Não há dúvidas de que o movimento promovido pela ANS nos últimos anos representa um avanço importante na direção de uma regulação mais sensível à experiência do beneficiário e orientada por resultados. A centralidade atribuída à percepção do usuário, a valorização da resolutividade e o uso de indicadores de desempenho como ferramentas de indução à conformidade revelam uma tentativa legítima de modernizar a atuação estatal no setor.
Contudo, os critérios atualmente utilizados para a aferição desse desempenho ainda carecem de maior precisão técnica, objetividade metodológica e estabilidade normativa. A centralidade conferida à NIP, se não for acompanhada por rigor técnico e mecanismos robustos de correção de distorções, pode resultar em desequilíbrios sistêmicos e respostas regulatórias excessivamente punitivas — o que contraria os fundamentos da regulação responsiva.
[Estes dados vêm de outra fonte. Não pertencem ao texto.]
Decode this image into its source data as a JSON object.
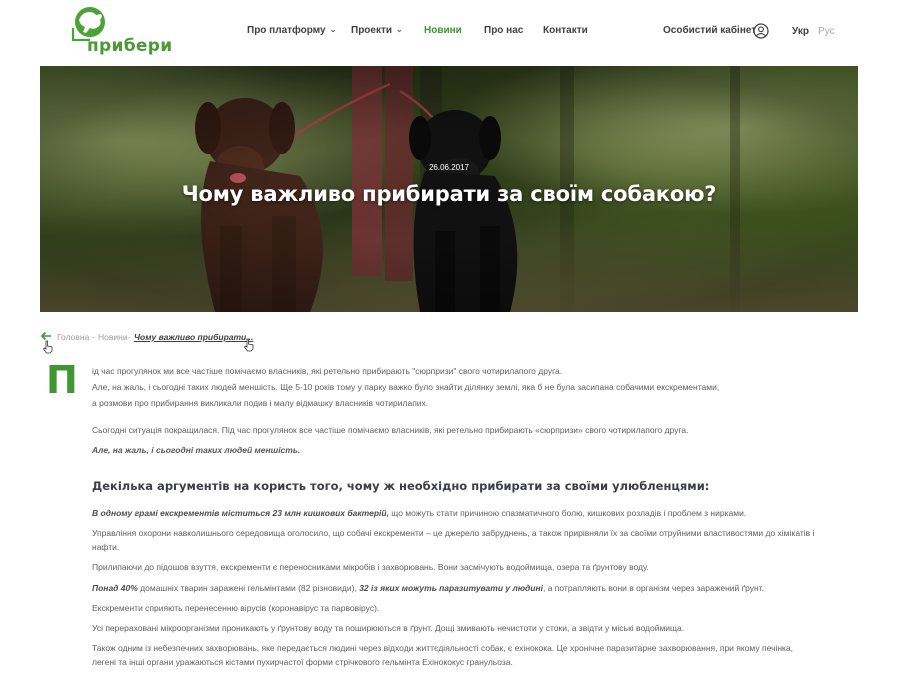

A construção de um modelo regulatório justo e sustentável exige, portanto, o equilíbrio entre estímulo à conformidade, proteção ao beneficiário e racionalidade operacional. Esse equilíbrio não pode ser alcançado apenas por meio da intensificação do controle, mas por uma governança regulatória que valorize a qualidade da informação, a transparência decisória e a coerência entre fins e meios. Somente assim será possível consolidar uma agência verdadeiramente técnica, moderna e orientada à efetividade.
Referências
1. Agência Nacional de Saúde Suplementar (ANS). Painel de Dados Abertos. Disponível em: <https://dadosabertos.ans.gov.br>. Acesso em:19 maio 2025.
2. AYRES, Ian; BRAITHWAITE, John. Responsive Regulation: Transcending the Deregulation Debate. Oxford: Oxford University Press, 1992.
3. ANS. Nota Técnica nº 3/2023/COESP/ASSNT-DIFIS/DIRAD-DIFIS/DIFIS. Processo SEI nº 33910.038994/2023-28.